Non-Abelian Tensor Berry Connections in Multiband Topological Systems.

Here, we introduce and apply non-Abelian tensor Berry connections to topological phases in multiband systems. These gauge connections behave as non-Abelian antisymmetric tensor gauge fields in momentum space and naturally generalize Abelian tensor Berry connections and ordinary non-Abelian (vector) Berry connections. We build these novel gauge fields from momentum-space Higgs fields, which emerge from the degenerate band structure of multiband models. First, we show that the conventional topological invariants of two-dimensional topological insulators and three-dimensional Dirac semimetals can be derived from the winding number associated with the Higgs field. Second, through the non-Abelian tensor Berry connections we construct higher-dimensional Berry-Zak phases and show their role in the topological characterization of several gapped and gapless systems, ranging from two-dimensional Euler insulators to four-dimensional Dirac semimetals.

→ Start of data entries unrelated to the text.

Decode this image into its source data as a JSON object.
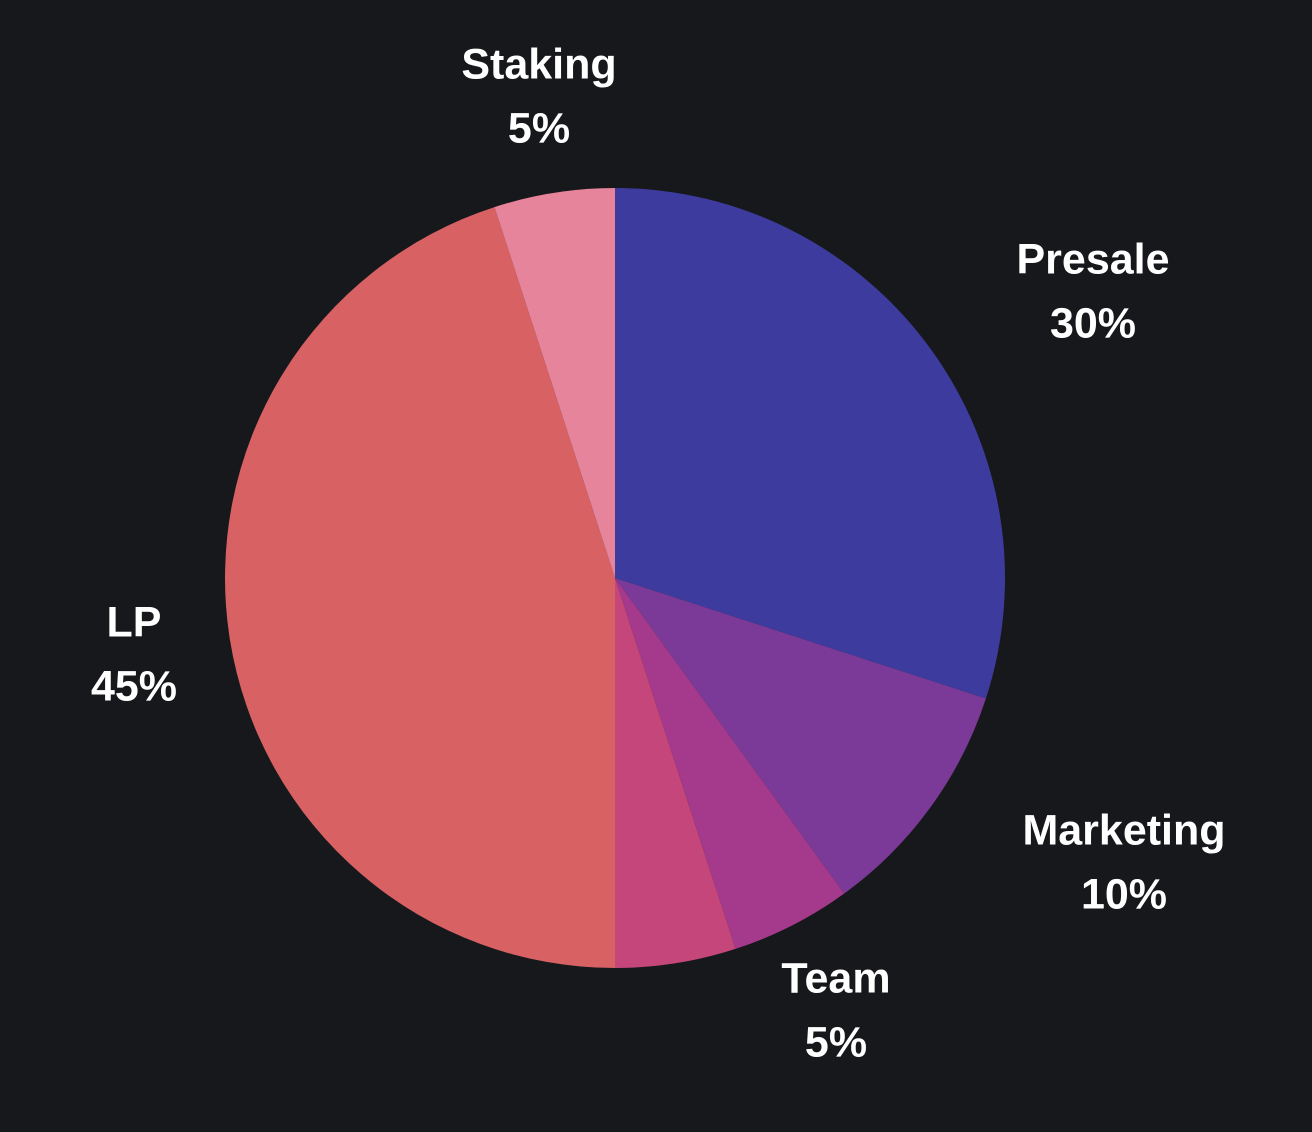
{
  "chart_data": {
    "type": "pie",
    "title": "",
    "slices": [
      {
        "label": "Presale",
        "value": 30,
        "display": "30%",
        "color": "#3d3c9e"
      },
      {
        "label": "Marketing",
        "value": 10,
        "display": "10%",
        "color": "#7b3a98"
      },
      {
        "label": "Team",
        "value": 5,
        "display": "5%",
        "color": "#a53a8c"
      },
      {
        "label": "",
        "value": 5,
        "display": "",
        "color": "#c4467b"
      },
      {
        "label": "LP",
        "value": 45,
        "display": "45%",
        "color": "#d86164"
      },
      {
        "label": "Staking",
        "value": 5,
        "display": "5%",
        "color": "#e5849a"
      }
    ],
    "background": "#17181b",
    "label_color": "#ffffff"
  }
}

Importantly, through our new theoretical formalism, we identify and characterize a novel class of models that support space-time inversion and chiral symmetries. Our work provides a unifying framework for different multiband topological systems and sheds new light on the emergence of non-Abelian gauge fields in condensed matter physics, with direct implications on the search for novel topological phases in solid-state and synthetic systems.